Grande parte do mundo externo a nós não está em nosso poder de controle, o que muitas vezes nos gera, por consequência, desgosto, frustração, entre outras sensações desagradáveis, pois “a realidade não tem nem a mais ligeira obrigação de ser amigável ou reconfortante com nossas ideias, desejos, preferências e identidades” (FERNANDEZ, 2015). Diante de nossa falta de domínio sobre tantas situações, recorremos à saídas internas que confrontam esta realidade externa na busca de equilibrarmos a “dieta” do cérebro.
Mas o que são estas saídas internas?
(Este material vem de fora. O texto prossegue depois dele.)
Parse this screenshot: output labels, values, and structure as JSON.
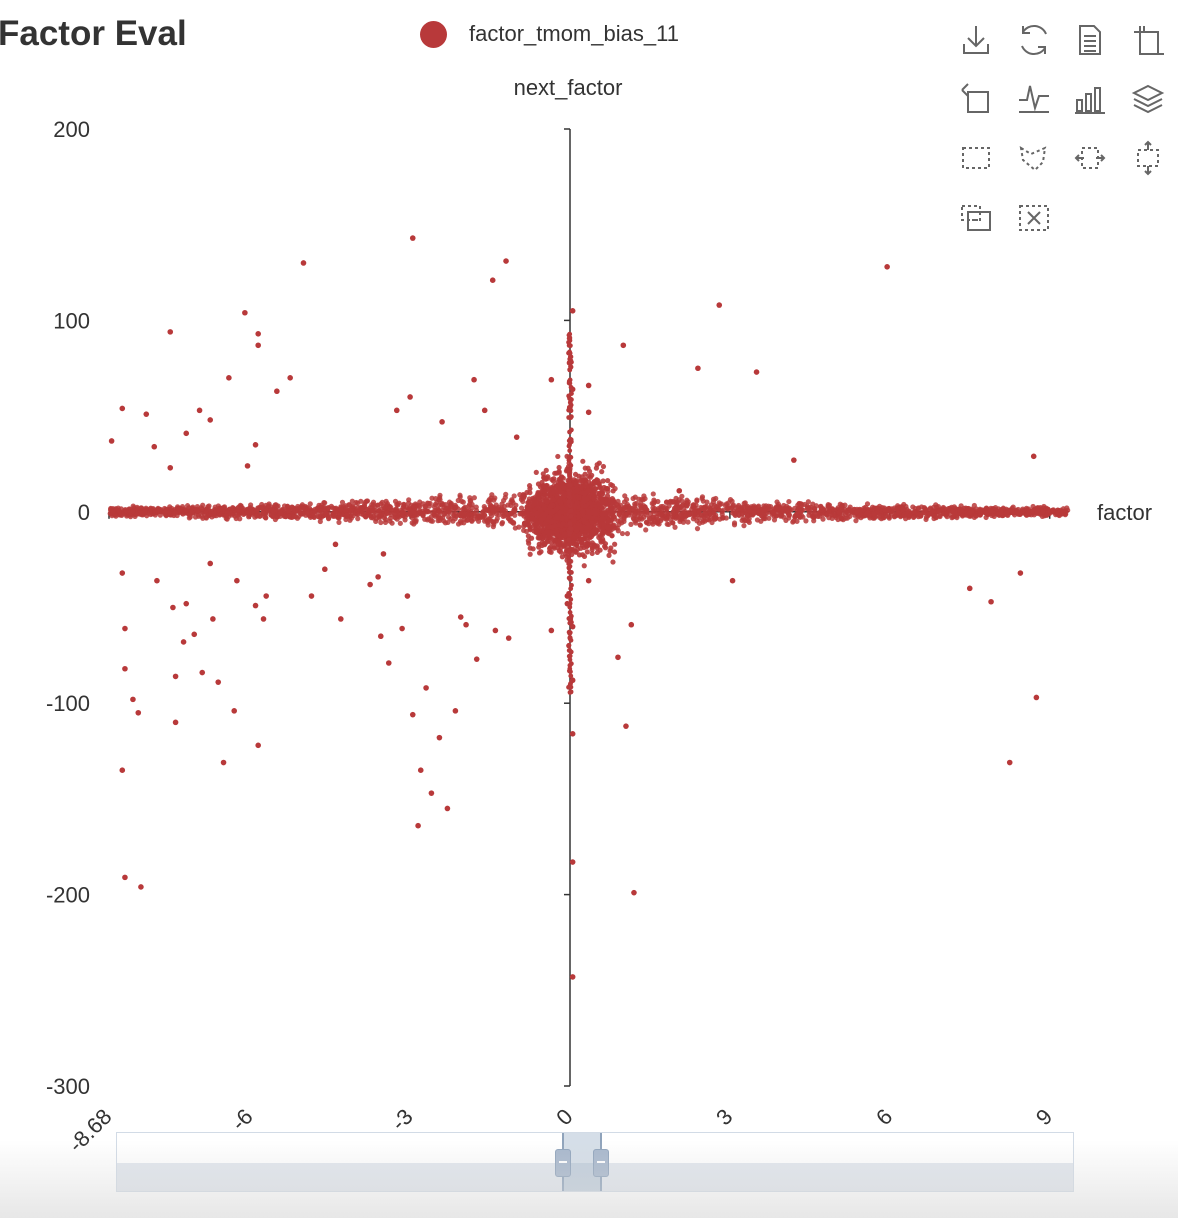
{
  "title": "Factor Eval",
  "legend": {
    "label": "factor_tmom_bias_11",
    "color": "#b8393a"
  },
  "toolbox": {
    "icons": [
      "download-icon",
      "refresh-icon",
      "data-view-icon",
      "zoom-icon",
      "zoom-reset-icon",
      "line-chart-icon",
      "bar-chart-icon",
      "stack-icon",
      "rect-select-icon",
      "lasso-select-icon",
      "keep-select-icon",
      "clear-select-icon",
      "brush-icon",
      "clear-brush-icon"
    ]
  },
  "chart_data": {
    "type": "scatter",
    "title": "",
    "xlabel": "factor",
    "ylabel": "next_factor",
    "xlim": [
      -8.68,
      9.4
    ],
    "ylim": [
      -300,
      200
    ],
    "x_ticks": [
      "-8.68",
      "-6",
      "-3",
      "0",
      "3",
      "6",
      "9"
    ],
    "y_ticks": [
      "200",
      "100",
      "0",
      "-100",
      "-200",
      "-300"
    ],
    "grid": false,
    "legend_position": "top",
    "series": [
      {
        "name": "factor_tmom_bias_11",
        "color": "#b8393a",
        "points": [
          [
            -8.6,
            37
          ],
          [
            -8.4,
            54
          ],
          [
            -8.4,
            -32
          ],
          [
            -8.35,
            -61
          ],
          [
            -8.35,
            -82
          ],
          [
            -8.4,
            -135
          ],
          [
            -8.35,
            -191
          ],
          [
            -8.2,
            -98
          ],
          [
            -8.1,
            -105
          ],
          [
            -8.05,
            -196
          ],
          [
            -7.95,
            51
          ],
          [
            -7.8,
            34
          ],
          [
            -7.75,
            -36
          ],
          [
            -7.5,
            94
          ],
          [
            -7.5,
            23
          ],
          [
            -7.45,
            -50
          ],
          [
            -7.4,
            -86
          ],
          [
            -7.4,
            -110
          ],
          [
            -7.25,
            -68
          ],
          [
            -7.2,
            -48
          ],
          [
            -7.2,
            41
          ],
          [
            -7.05,
            -64
          ],
          [
            -6.95,
            53
          ],
          [
            -6.9,
            -84
          ],
          [
            -6.75,
            48
          ],
          [
            -6.75,
            -27
          ],
          [
            -6.7,
            -56
          ],
          [
            -6.6,
            -89
          ],
          [
            -6.5,
            -131
          ],
          [
            -6.4,
            70
          ],
          [
            -6.3,
            -104
          ],
          [
            -6.25,
            -36
          ],
          [
            -6.1,
            104
          ],
          [
            -6.05,
            24
          ],
          [
            -5.9,
            -49
          ],
          [
            -5.9,
            35
          ],
          [
            -5.85,
            93
          ],
          [
            -5.85,
            87
          ],
          [
            -5.85,
            -122
          ],
          [
            -5.75,
            -56
          ],
          [
            -5.7,
            -44
          ],
          [
            -5.5,
            63
          ],
          [
            -5.25,
            70
          ],
          [
            -5.0,
            130
          ],
          [
            -4.85,
            -44
          ],
          [
            -4.6,
            -30
          ],
          [
            -4.4,
            -17
          ],
          [
            -4.3,
            -56
          ],
          [
            -3.75,
            -38
          ],
          [
            -3.6,
            -34
          ],
          [
            -3.55,
            -65
          ],
          [
            -3.5,
            -22
          ],
          [
            -3.4,
            -79
          ],
          [
            -3.25,
            53
          ],
          [
            -3.15,
            -61
          ],
          [
            -3.05,
            -44
          ],
          [
            -3.0,
            60
          ],
          [
            -2.95,
            -106
          ],
          [
            -2.95,
            143
          ],
          [
            -2.85,
            -164
          ],
          [
            -2.8,
            -135
          ],
          [
            -2.7,
            -92
          ],
          [
            -2.6,
            -147
          ],
          [
            -2.45,
            -118
          ],
          [
            -2.4,
            47
          ],
          [
            -2.3,
            -155
          ],
          [
            -2.15,
            -104
          ],
          [
            -2.05,
            -55
          ],
          [
            -1.95,
            -59
          ],
          [
            -1.8,
            69
          ],
          [
            -1.75,
            -77
          ],
          [
            -1.6,
            53
          ],
          [
            -1.45,
            121
          ],
          [
            -1.4,
            -62
          ],
          [
            -1.2,
            131
          ],
          [
            -1.15,
            -66
          ],
          [
            -1.0,
            39
          ],
          [
            -0.85,
            -6
          ],
          [
            -0.35,
            69
          ],
          [
            -0.35,
            -62
          ],
          [
            -0.05,
            -44
          ],
          [
            -0.05,
            -48
          ],
          [
            0.05,
            105
          ],
          [
            0.05,
            64
          ],
          [
            0.05,
            -60
          ],
          [
            0.05,
            -88
          ],
          [
            0.05,
            -116
          ],
          [
            0.05,
            -183
          ],
          [
            0.05,
            -243
          ],
          [
            0.35,
            -36
          ],
          [
            0.35,
            66
          ],
          [
            0.35,
            52
          ],
          [
            0.9,
            -76
          ],
          [
            1.0,
            87
          ],
          [
            1.05,
            -112
          ],
          [
            1.2,
            -199
          ],
          [
            1.15,
            -59
          ],
          [
            2.05,
            11
          ],
          [
            2.4,
            75
          ],
          [
            2.8,
            108
          ],
          [
            3.05,
            -36
          ],
          [
            3.5,
            73
          ],
          [
            4.2,
            27
          ],
          [
            5.95,
            128
          ],
          [
            7.5,
            -40
          ],
          [
            7.9,
            -47
          ],
          [
            8.25,
            -131
          ],
          [
            8.45,
            -32
          ],
          [
            8.7,
            29
          ],
          [
            8.75,
            -97
          ]
        ]
      }
    ]
  }
}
Vamos com um exemplo:
José é fumante.
O cigarro costuma causar graves complicações de saúde. (Situação externa que não está no controle de José, pois José não tem o poder de alterar a fórmula de seu cigarro)
José tem conhecimento de que seu hábito de fumar pode prejudicar sua saúde.
José sente muito prazer em fumar.
José não quer ficar doente e não quer deixar de fumar.
José diz que fumando ou não todos irão morrer um dia. (Saída interna para a situação externa incontrolável)
Talvez você esteja com algumas perguntas a respeito da situação de José, mas antes de falarmos de José, vamos entender melhor o que significa o termo do título deste texto.
Dissonância cognitiva é uma experiência que enfrentamos quando percebemos apresentarmos duas ou mais forças contraditórias.
Segundo Fernandez (2015) esta experiência nos causa sofrimento, como "ansiedade, angústia, sentimento de culpabilidade e vergonha" e a partir desta consequência investimos grandemente em alguma maneira de diminuir ou eliminar a Dissonância.
José é fumante.
O cigarro costuma causar graves complicações de saúde. (Situação externa)
José tem conhecimento de que seu hábito de fumar pode prejudicar sua saúde. (Força 1 de José)
José sente muito prazer em fumar. (Força 2 de José)
José não quer ficar doente e não quer deixar de fumar. (As duas forças são opostas - ferem o Princípio da consistência)
José diz que fumando ou não todos irão morrer um dia. (Saída interna – diminuição da dissonância)
Neste exemplo a saída interna de José foi a citação de uma autojustificativa, a criação de uma nova ideia na tentativa de equilibrar as duas forças inconsistentes, mas as saídas internas podem ter variadas formas.
As saídas internas podem serem baseadas em conclusões tanto racionais quanto irracionais, pois o importante é ter uma saída, independente de sua qualidade, porém o que é mais recorrente e fácil em casos de Dissonância Cognitiva é a alteração ou criação de formas de pensar, de valores e de desejos ao invés da transformação de atitudes e hábitos (FERNANDEZ, 2015).
* O exemplo utilizado com o fumante e também o uso da fábula da Raposa e as Uvas (utilizada nos posts das redes Instagram e Facebook) ambos foram inspirados em exemplos utilizados pela própria autora em seu artigo.
FERNANDEZ, A. Dissonância cognitiva, autoengano e ignorância autoimposta. SP: Rev. Empório do Direito, 2015. Disponível em: <https://www.researchgate.net/publication/275015481_Dissonancia_cognitiva_autoengano_e_ignorancia_autoimposta_Parte_2?fbclid=IwAR34OuysWvd-mJn89iLgyjKNnMoxNGpuNsHVf5QNMU1tlK-CHI7Y2xnmnZg>. Acessado em 02 de Fevereiro de 2020.